Risk-Adjusted Performance

19 of 100

 
Weak
 
Strong
Solid
Compared to the overall equity markets, risk-adjusted returns on investments in General Motors are ranked lower than 19 (%) of all global equities and portfolios over the last 90 days. In spite of very unsteady primary indicators, GM displayed solid returns over the last few months and may actually be approaching a breakup point.
Hamilton Beach Brands 

Risk-Adjusted Performance

5 of 100

 
Weak
 
Strong
Modest
Compared to the overall equity markets, risk-adjusted returns on investments in Hamilton Beach Brands are ranked lower than 5 (%) of all global equities and portfolios over the last 90 days. Despite somewhat weak fundamental drivers, Hamilton Beach sustained solid returns over the last few months and may actually be approaching a breakup point.

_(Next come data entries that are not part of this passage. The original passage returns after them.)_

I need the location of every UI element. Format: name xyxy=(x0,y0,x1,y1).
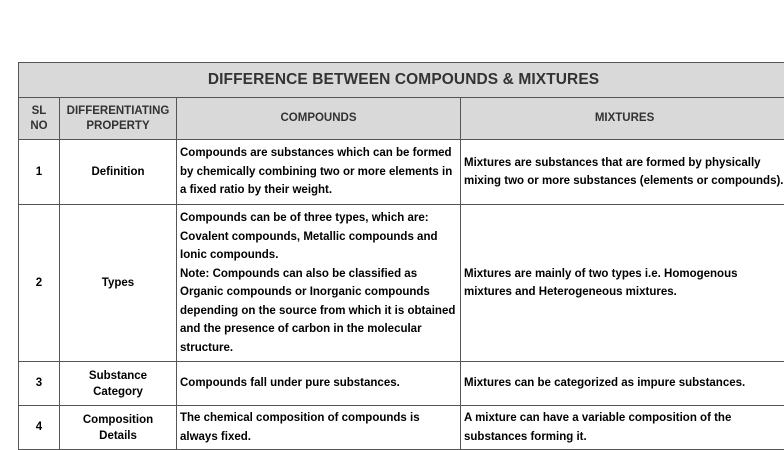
row-property: Definition xyxy=(60,140,177,205)
row-property: Types xyxy=(60,205,177,362)
comparison-table xyxy=(18,62,784,450)
row-sl: 3 xyxy=(19,362,60,406)
table-row xyxy=(19,406,784,450)
row-compounds: The chemical composition of compounds is always fixed. xyxy=(177,406,461,450)
row-compounds: Compounds fall under pure substances. xyxy=(177,362,461,406)
row-compounds: Compounds can be of three types, which are: Covalent compounds, Metallic compounds and Ionic compounds. Note: Compounds can also be classified as Organic compounds or Inorganic compounds depending on the source from which it is obtained and the presence of carbon in the molecular structure. xyxy=(177,205,461,362)
row-sl: 1 xyxy=(19,140,60,205)
header-sl-no: SL NO xyxy=(19,98,60,140)
row-sl: 2 xyxy=(19,205,60,362)
header-compounds: COMPOUNDS xyxy=(177,98,461,140)
row-property: Substance Category xyxy=(60,362,177,406)
row-mixtures: Mixtures are substances that are formed by physically mixing two or more substances (elements or compounds). xyxy=(461,140,784,205)
row-compounds: Compounds are substances which can be formed by chemically combining two or more elements in a fixed ratio by their weight. xyxy=(177,140,461,205)
row-mixtures: A mixture can have a variable composition of the substances forming it. xyxy=(461,406,784,450)
table-row xyxy=(19,140,784,205)
table-row xyxy=(19,362,784,406)
header-mixtures: MIXTURES xyxy=(461,98,784,140)
row-property: Composition Details xyxy=(60,406,177,450)
row-mixtures: Mixtures are mainly of two types i.e. Homogenous mixtures and Heterogeneous mixtures. xyxy=(461,205,784,362)
header-property: DIFFERENTIATING PROPERTY xyxy=(60,98,177,140)
row-mixtures: Mixtures can be categorized as impure substances. xyxy=(461,362,784,406)
row-sl: 4 xyxy=(19,406,60,450)
table-row xyxy=(19,205,784,362)
table-title: DIFFERENCE BETWEEN COMPOUNDS & MIXTURES xyxy=(19,63,784,98)
header-row xyxy=(19,98,784,140)
comparison-sheet xyxy=(18,62,784,450)
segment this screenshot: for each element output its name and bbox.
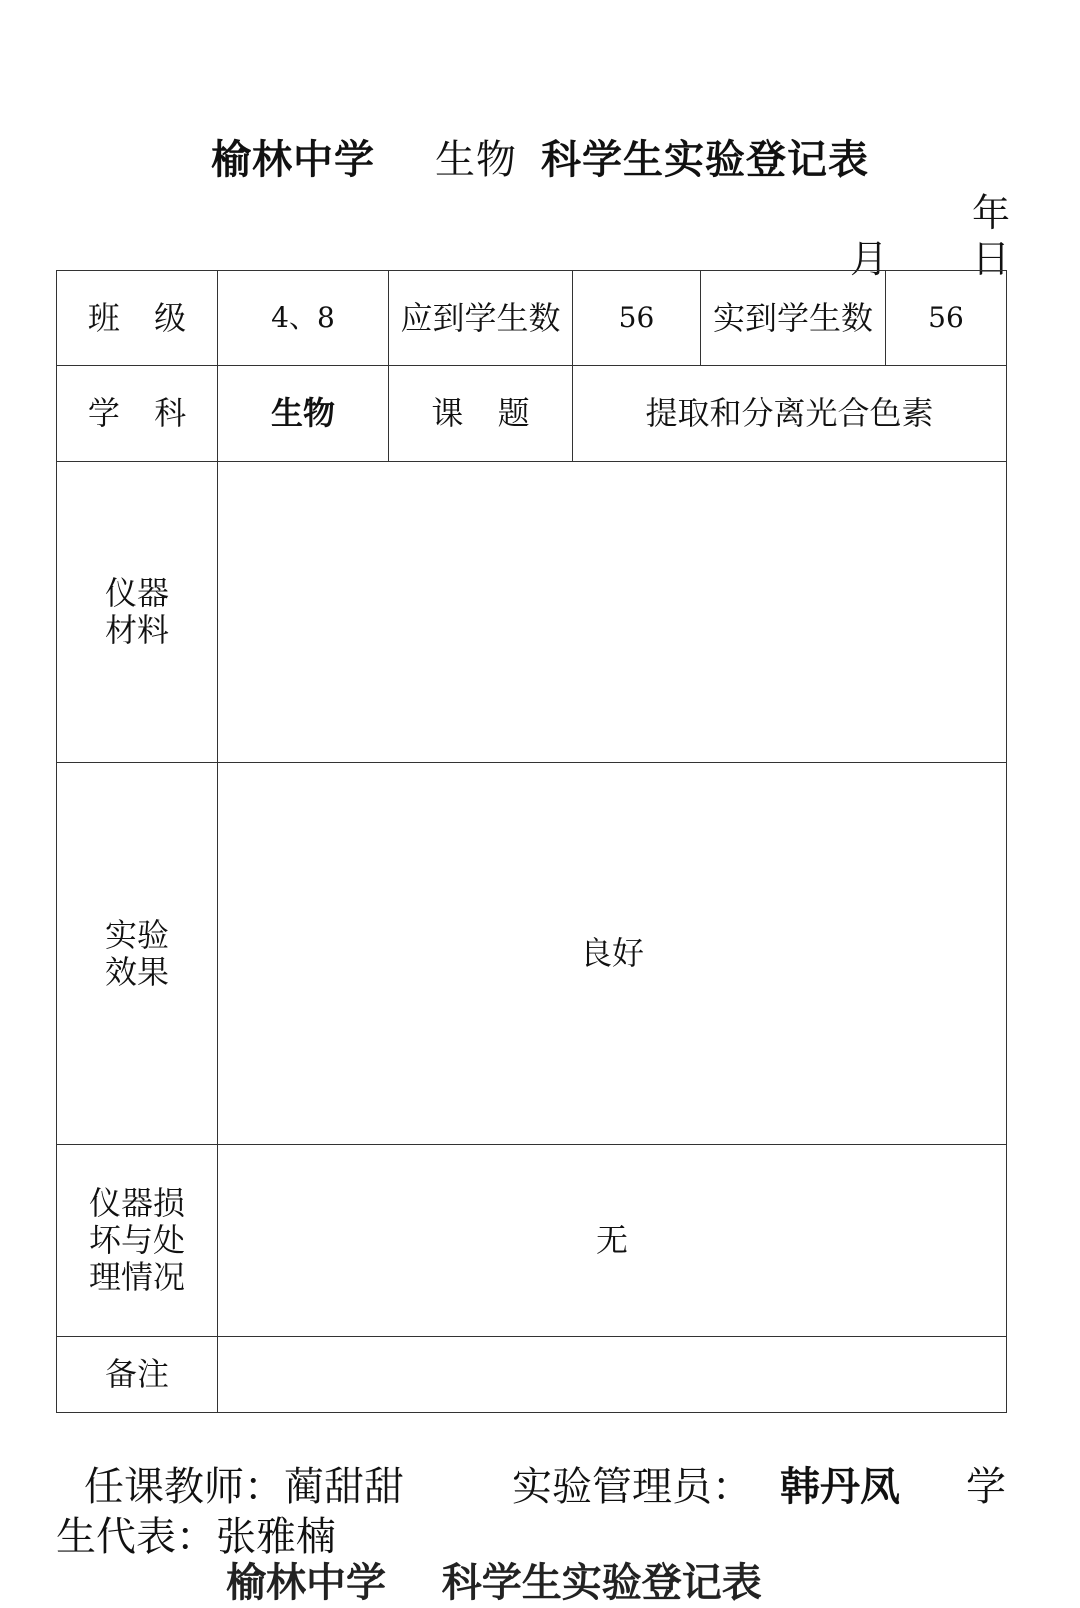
expected-students-label: 应到学生数 — [389, 271, 573, 366]
table-row — [57, 1145, 1007, 1337]
date-year-label: 年 — [972, 191, 1011, 235]
topic-label: 课 题 — [389, 366, 573, 462]
form-name: 科学生实验登记表 — [541, 137, 869, 183]
table-row — [57, 763, 1007, 1145]
date-day-label: 日 — [972, 237, 1011, 281]
title-subject: 生物 — [435, 137, 517, 183]
cut-off-next-title: 榆林中学 科学生实验登记表 — [226, 1560, 762, 1606]
student-rep-part2: 生代表：张雅楠 — [56, 1514, 336, 1560]
equipment-label-cell — [57, 462, 218, 763]
class-value: 4、8 — [218, 271, 389, 366]
lab-admin-name: 韩丹凤 — [780, 1464, 900, 1510]
table-row — [57, 462, 1007, 763]
effect-label-cell — [57, 763, 218, 1145]
damage-label-cell — [57, 1145, 218, 1337]
effect-label: 实验效果 — [104, 915, 169, 991]
subject-label: 学 科 — [57, 366, 218, 462]
registration-table — [56, 270, 1007, 1413]
signature-footer — [56, 1462, 1006, 1606]
damage-label: 仪器损坏与处理情况 — [88, 1184, 185, 1296]
subject-value: 生物 — [218, 366, 389, 462]
notes-label: 备注 — [57, 1337, 218, 1413]
class-label: 班 级 — [57, 271, 218, 366]
date-month-label: 月 — [850, 237, 889, 281]
student-rep-part1: 学 — [966, 1464, 1006, 1510]
notes-value — [218, 1337, 1007, 1413]
table-row — [57, 1337, 1007, 1413]
equipment-value — [218, 462, 1007, 763]
effect-value: 良好 — [218, 763, 1007, 1145]
expected-students-value: 56 — [573, 271, 701, 366]
damage-value: 无 — [218, 1145, 1007, 1337]
teacher-signature: 任课教师：蔺甜甜 — [84, 1464, 404, 1510]
table-row — [57, 271, 1007, 366]
school-name: 榆林中学 — [211, 137, 375, 183]
equipment-label: 仪器材料 — [104, 574, 169, 649]
table-row — [57, 366, 1007, 462]
form-title — [0, 128, 1080, 185]
lab-admin-label: 实验管理员： — [512, 1464, 752, 1510]
topic-value: 提取和分离光合色素 — [573, 366, 1007, 462]
actual-students-value: 56 — [886, 271, 1007, 366]
actual-students-label: 实到学生数 — [701, 271, 886, 366]
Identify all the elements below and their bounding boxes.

GM and Hamilton Beach Volatility Contrast

   Predicted Return Density   
       Returns  

Pair Trading with GM and Hamilton Beach

The main advantage of trading using opposite GM and Hamilton Beach positions is that it hedges away some unsystematic risk. Because of two separate transactions, even if GM position performs unexpectedly, Hamilton Beach can make up some of the losses. Pair trading also minimizes risk from directional movements in the market. For example, if an entire industry or sector drops because of unexpected headlines, the short position in Hamilton Beach will offset losses from the drop in Hamilton Beach's long position.
The idea behind General Motors and Hamilton Beach Brands pairs trading is to make the combined position market-neutral, meaning the overall market's direction will not affect its win or loss (or potential downside or upside). This can be achieved by designing a pairs trade with two highly correlated stocks or equities that operate in a similar space or sector, making it possible to obtain profits through simple and relatively low-risk investment.
Check out your portfolio center.
Note that this page's information should be used as a complementary analysis to find the right mix of equity instruments to add to your existing portfolios or create a brand new portfolio. You can also try the Portfolio Analyzer module to portfolio analysis module that provides access to portfolio diagnostics and optimization engine.